Tuesday, February 12, 2008

Road Trip: It's a Dying Thing

So there I am on the 95 heading north, veering off onto the 17 up along the coast and onto even more roads whose numbers are known only to the few who live along their bounds, hour after hour, the lonely landscape of the South outside the windows. More than a few times, I want desperately to stop and take pictures. I feel I have to document the decaying tobacco barns, the sagging pediments of the early gas stations, the decay seemingly everywhere, but twenty-first century traffic barreling down behind me gives me no pause to find a way.

It is a fitting metaphor for this trip, the passing. I think to myself that this is not something I will be able to do much longer, this meandering on the road to somewhere. Dwindling supplies of oil and sky rocketing gasoline prices will ring the death knell of one of my favorite undertakings. The person sitting beside me, my faithful motoring companion over the years, is also dying, like the scenery and the gas, the question is what morning will I wake to find all gone.

There are also lots of laughs on this road and some comic moments, too, like when I stop at a Country Market Restaurant, part of a buffet chain on the downleg of the roadside popularity curve. Others have gone before. I remember the Howard Johnson's, not the hotels, the little restaurants with their orange roofs, fifties decor, and lots of yummy ice cream. And Bob's Big Boy seems to have been a flash in the pan. The past few years, I've been stopping at the buffet. As seems to be true of most restaurants at truck stops, the food has always been good, filling, and cheap, This visit is disappointing, the buffet bar seems to be shrinking before my eyes. If numbers tell the story, Steak 'n Shake is the one on the ascendancy. Not the same thing.

As I walk in, there's an early middle-aged man self-consciously having a cell phone conversation and simultaneously blocking my way. As I make my way around him, I catch the accents. Oh, no, even here there is no escape. Those are Cuban accents. Now I give him the once over. It's no wonder I was surprised. It's the get-up, and I mean get-up. Some innocuous t-shirt or other over neither pants nor shorts, but v-shaped legs ending at the knee, the bare legs tapering to glaring powder blue imitation crocs worn over ankle sweats. I begin to have my suspicions, when his young friend, identically attired comes up to him. I look at their faces burned to the color of a cooked frankfurter, and I have to wonder whose idea of sartorial splendor this is. I laugh inwardly, remembering a post from a new blog Calm Bobby in Miami which details his adventures in dressing his newly arrived cousin at Abercrombie.

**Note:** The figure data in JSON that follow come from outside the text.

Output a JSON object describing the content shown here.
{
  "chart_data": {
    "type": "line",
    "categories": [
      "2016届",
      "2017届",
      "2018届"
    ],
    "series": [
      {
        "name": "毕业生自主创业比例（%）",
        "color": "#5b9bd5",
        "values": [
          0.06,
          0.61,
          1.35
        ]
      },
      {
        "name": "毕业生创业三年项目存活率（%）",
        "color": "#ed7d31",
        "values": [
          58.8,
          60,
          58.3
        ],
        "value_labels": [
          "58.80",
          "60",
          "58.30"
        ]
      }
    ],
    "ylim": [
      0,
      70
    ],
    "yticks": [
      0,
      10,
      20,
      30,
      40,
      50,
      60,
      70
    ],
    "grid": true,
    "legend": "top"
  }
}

Read it.

And me, I'm happy. As Siddhartha learns, it all goes into the river, the good and the bad, the endlessly rushing stream whose sound is the symphony of life.

I'm using a borrowed macbook, and I give up here's the URL
http://calmbobby.blogspot.com/2008/01/abercrombie-and-cuba.html

1 comment:

Ziva said...

We still have Bob's Big Boy out here in SoCal. Reading this wonderful post took me back to lazy summer trips along old route 66, when stops were all at unique family owned places. Those were the days. Thanks.